Selain itu, selisih data antara Pemda DIY dan pemerintah kabupaten/kota sebenarnya sempat mengecil pada 3 Februari. Pada tanggal itu, hanya ada selisih dua kasus antara data versi Pemda DIY dan pemerintah kabupaten/kota. Namun, setelah itu, selisih data kembali membesar.
Pada periode 4 Februari hingga 26 Maret 2021, terjadi tren yang berkebalikan di mana data kasus konfirmasi positif Covid-19 versi Pemda DIY selalu lebih besar dibanding data milik pemerintah kabupaten/kota. Selisih data tersebut sempat mengecil menjadi 14 kasus saja pada 26 Maret 2021. Akan tetapi, mulai 27 Maret 2021, selisih data tersebut kembali membesar.
Sejak 27 Maret hingga 14 Mei 2021, data kasus konfirmasi positif Covid-19 milik Pemda DIY kembali menjadi lebih sedikit daripada data versi pemerintah kabupaten/kota. Selisih data kasus konfirmasi positif tersebut awalnya hanya ratusan. Namun, mulai 9 Mei 2021, selisih data itu mencapai lebih dari 1.000 kasus.
Dampak kebijakan
Ketidaksinkronan data itu berpotensi membuat berbagai pihak tidak bisa mengetahui kondisi penularan Covid-19 yang sesungguhnya di DIY. Apabila hal itu terjadi, pengambilan kebijakan terkait penanganan pandemi Covid-19 di DIY juga dikhawatirkan jadi tidak tepat.

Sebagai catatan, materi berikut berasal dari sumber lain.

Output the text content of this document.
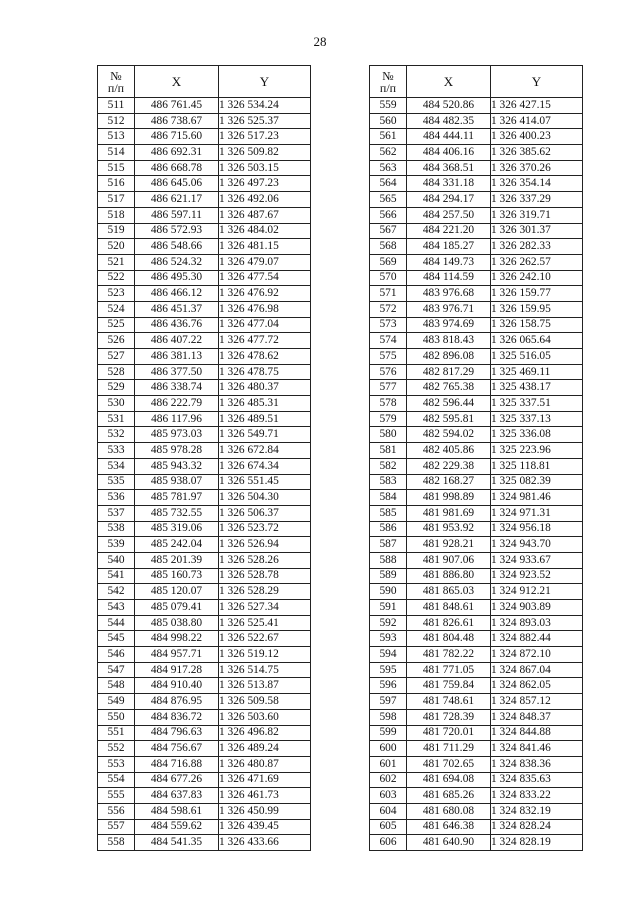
28
№
п/п	X	Y
511	486 761.45	1 326 534.24
512	486 738.67	1 326 525.37
513	486 715.60	1 326 517.23
514	486 692.31	1 326 509.82
515	486 668.78	1 326 503.15
516	486 645.06	1 326 497.23
517	486 621.17	1 326 492.06
518	486 597.11	1 326 487.67
519	486 572.93	1 326 484.02
520	486 548.66	1 326 481.15
521	486 524.32	1 326 479.07
522	486 495.30	1 326 477.54
523	486 466.12	1 326 476.92
524	486 451.37	1 326 476.98
525	486 436.76	1 326 477.04
526	486 407.22	1 326 477.72
527	486 381.13	1 326 478.62
528	486 377.50	1 326 478.75
529	486 338.74	1 326 480.37
530	486 222.79	1 326 485.31
531	486 117.96	1 326 489.51
532	485 973.03	1 326 549.71
533	485 978.28	1 326 672.84
534	485 943.32	1 326 674.34
535	485 938.07	1 326 551.45
536	485 781.97	1 326 504.30
537	485 732.55	1 326 506.37
538	485 319.06	1 326 523.72
539	485 242.04	1 326 526.94
540	485 201.39	1 326 528.26
541	485 160.73	1 326 528.78
542	485 120.07	1 326 528.29
543	485 079.41	1 326 527.34
544	485 038.80	1 326 525.41
545	484 998.22	1 326 522.67
546	484 957.71	1 326 519.12
547	484 917.28	1 326 514.75
548	484 910.40	1 326 513.87
549	484 876.95	1 326 509.58
550	484 836.72	1 326 503.60
551	484 796.63	1 326 496.82
552	484 756.67	1 326 489.24
553	484 716.88	1 326 480.87
554	484 677.26	1 326 471.69
555	484 637.83	1 326 461.73
556	484 598.61	1 326 450.99
557	484 559.62	1 326 439.45
558	484 541.35	1 326 433.66
№
п/п	X	Y
559	484 520.86	1 326 427.15
560	484 482.35	1 326 414.07
561	484 444.11	1 326 400.23
562	484 406.16	1 326 385.62
563	484 368.51	1 326 370.26
564	484 331.18	1 326 354.14
565	484 294.17	1 326 337.29
566	484 257.50	1 326 319.71
567	484 221.20	1 326 301.37
568	484 185.27	1 326 282.33
569	484 149.73	1 326 262.57
570	484 114.59	1 326 242.10
571	483 976.68	1 326 159.77
572	483 976.71	1 326 159.95
573	483 974.69	1 326 158.75
574	483 818.43	1 326 065.64
575	482 896.08	1 325 516.05
576	482 817.29	1 325 469.11
577	482 765.38	1 325 438.17
578	482 596.44	1 325 337.51
579	482 595.81	1 325 337.13
580	482 594.02	1 325 336.08
581	482 405.86	1 325 223.96
582	482 229.38	1 325 118.81
583	482 168.27	1 325 082.39
584	481 998.89	1 324 981.46
585	481 981.69	1 324 971.31
586	481 953.92	1 324 956.18
587	481 928.21	1 324 943.70
588	481 907.06	1 324 933.67
589	481 886.80	1 324 923.52
590	481 865.03	1 324 912.21
591	481 848.61	1 324 903.89
592	481 826.61	1 324 893.03
593	481 804.48	1 324 882.44
594	481 782.22	1 324 872.10
595	481 771.05	1 324 867.04
596	481 759.84	1 324 862.05
597	481 748.61	1 324 857.12
598	481 728.39	1 324 848.37
599	481 720.01	1 324 844.88
600	481 711.29	1 324 841.46
601	481 702.65	1 324 838.36
602	481 694.08	1 324 835.63
603	481 685.26	1 324 833.22
604	481 680.08	1 324 832.19
605	481 646.38	1 324 828.24
606	481 640.90	1 324 828.19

”Yang paling berpengaruh pada pengambilan keputusan, karena kita tidak tahu kondisi kasus Covid-19 di DIY ini sebenarnya seperti apa. Padahal, ke depan kan ada pembukaan sekolah dan lain sebagainya,” ujar Budhi.
Oleh karena itu, Budhi berharap Pemda DIY bisa segera berkoordinasi dengan pemerintah kabupaten/kota untuk melakukan sinkronisasi data. Sinkronisasi data itu penting agar Pemda DIY dan pemerintah kabupaten/kota di DIY bisa mengambil keputusan yang tepat terkait penanganan pandemi Covid-19.
”Harus ada rekonsiliasi data. Kalau enggak, nanti akan bermasalah ke depan dan pengambilan keputusan bisa salah,” ungkap Budhi yang merupakan ahli statistik lulusan Universitas Gadjah Mada, Yogyakarta.
Tes antigen
Saat dikonfirmasi, Juru Bicara Pemda DIY untuk Penanganan Covid-19 Berty Murtiningsih mengatakan, perbedaan data terjadi karena pemerintah kabupaten/kota memasukkan data kasus positif Covid-19 berdasarkan tes antigen. Data kasus positif Covid-19 berdasar tes antigen itu dimasukkan untuk penanganan, misalnya untuk keperluan tracing atau penelusuran kontak.
Akan tetapi, lanjut Berty, data kasus positif Covid-19 berdasarkan tes antigen itu belum bisa masuk atau terverifikasi ke sistem pendataan milik pemerintah pusat yang disebut New All Record (NAR). Data kasus positif berdasar tes antigen itu baru bisa masuk ke sistem pendataan pemerintah pusat bila sudah ditindaklanjuti dengan tes reaksi berantai polimerase (polymerase chain reaction/PCR).
”Kabupaten/kota memasukkan kasus antigen positif sebagai kasus konfirmasi untuk keperluan penanganan kasus. Tetapi belum masuk atau terverifikasi dalam sistem pusat, kecuali kasus antigen positif tersebut tersebut telah dilakukan tes PCR,” ujarnya.
Selama ini, data yang dipublikasikan pemerintah pusat dan Pemda DIY mengacu pada hasil verifikasi di sistem NAR. Kondisi itulah yang menyebabkan data milik Pemda DIY berbeda dengan pemerintah kabupaten/kota.
Berty juga menyebut, data kasus konfirmasi positif Covid-19 yang dipublikasikan Pemda DIY saat ini hanya mengacu pada hasil tes PCR dan belum memasukkan hasil tes antigen. ”Sementara ini seperti itu (hanya mencakup hasil tes PCR), sesuai dengan sistem NAR dari pusat,” paparnya.
Kini, Pemda DIY tengah mengupayakan agar ada sinkronisasi data dengan pemerintah kabupaten/kota di DIY. Apalagi, data kasus konfirmasi positif Covid-19 berdasar tes antigen sebenarnya juga sudah masuk ke sistem milik Pemda DIY.
”Sedang kami upayakan (sinkronisasi data). Data antigen juga sudah masuk ke tingkat provinsi, hanya verifikasi di NAR yang belum,” ujar Berty yang juga menjabat Kepala Bidang Pencegahan dan Pengendalian Penyakit Dinas Kesehatan DIY.